Du junping told AI Frontier that IOT is an area worthy of long-term attention among the more important development directions of big data in the future. In the history of big data development, this part of the business development cycle is short, many technologies are not very mature, and standards are not completely unified. In addition, there is room for technological change in big data products on the cloud, such as cross-data center/cloud solutions, automated critical data business migration, data privacy protection, automatic machine learning, etc. There will be more innovative products to impress and attract users to the cloud in the future.
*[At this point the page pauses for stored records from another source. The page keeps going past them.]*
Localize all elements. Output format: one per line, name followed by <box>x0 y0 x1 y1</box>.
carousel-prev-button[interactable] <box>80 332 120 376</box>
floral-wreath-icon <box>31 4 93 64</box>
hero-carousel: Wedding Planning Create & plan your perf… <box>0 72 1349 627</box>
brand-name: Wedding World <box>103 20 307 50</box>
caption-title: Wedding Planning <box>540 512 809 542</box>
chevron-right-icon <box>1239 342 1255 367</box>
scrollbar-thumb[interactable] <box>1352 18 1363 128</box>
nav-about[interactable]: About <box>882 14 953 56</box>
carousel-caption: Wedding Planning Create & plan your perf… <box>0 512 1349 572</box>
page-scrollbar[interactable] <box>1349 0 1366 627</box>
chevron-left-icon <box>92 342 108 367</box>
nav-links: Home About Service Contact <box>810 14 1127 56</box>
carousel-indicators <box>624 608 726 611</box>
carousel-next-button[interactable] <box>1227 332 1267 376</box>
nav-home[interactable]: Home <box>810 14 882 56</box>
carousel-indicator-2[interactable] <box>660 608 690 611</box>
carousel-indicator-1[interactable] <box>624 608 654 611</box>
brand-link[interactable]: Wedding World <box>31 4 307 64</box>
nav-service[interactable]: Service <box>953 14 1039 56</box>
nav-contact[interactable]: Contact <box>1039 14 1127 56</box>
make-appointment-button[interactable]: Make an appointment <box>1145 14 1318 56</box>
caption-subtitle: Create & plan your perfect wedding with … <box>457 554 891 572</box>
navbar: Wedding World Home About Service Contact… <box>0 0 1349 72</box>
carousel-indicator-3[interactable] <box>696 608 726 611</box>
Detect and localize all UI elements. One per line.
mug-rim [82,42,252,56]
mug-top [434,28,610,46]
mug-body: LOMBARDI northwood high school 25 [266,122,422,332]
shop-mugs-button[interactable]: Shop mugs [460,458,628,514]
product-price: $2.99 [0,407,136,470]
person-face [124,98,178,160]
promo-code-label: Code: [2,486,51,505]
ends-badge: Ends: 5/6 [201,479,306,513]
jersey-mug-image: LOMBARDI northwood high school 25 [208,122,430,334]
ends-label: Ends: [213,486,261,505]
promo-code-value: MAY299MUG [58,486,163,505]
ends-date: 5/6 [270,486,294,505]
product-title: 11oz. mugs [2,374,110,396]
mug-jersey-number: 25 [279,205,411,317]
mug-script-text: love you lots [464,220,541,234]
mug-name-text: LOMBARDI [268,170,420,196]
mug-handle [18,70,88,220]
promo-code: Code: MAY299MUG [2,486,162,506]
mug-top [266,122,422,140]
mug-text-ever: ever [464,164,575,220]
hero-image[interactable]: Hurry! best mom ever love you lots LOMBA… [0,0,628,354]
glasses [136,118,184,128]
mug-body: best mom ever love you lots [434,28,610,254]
Tencent Cloud will focus on the core pain points of cloud big data users and formulate corresponding technology and product routes. As for the underlying platform architecture of big data platform, Tencent Cloud will pay more attention to serverless, pay attention to the balance between performance and cost, and improve resource utilization will be a long-term direction. The Hadoop ecosystem will continue to play an important role as the market recognizes open and open source products and solutions. Tencent Cloud will continue to contribute to the open source community and work with the community to create better and newer technologies to meet the needs of the future.

conclusion

Hadoop has taken 12 years to grow from an emerging open source project to a standard big data platform. Now the Hadoop ecosystem inside facing competitive pressure from many young open source components, evolution is also very normal, there is no perfect open source platform, with the advantages of existing, the Hadoop ecosystem status is still very strong, but the future is also can coruscate gives new vitality, or in the process of comprehensive cloud faded away, Is still an unknown quantity.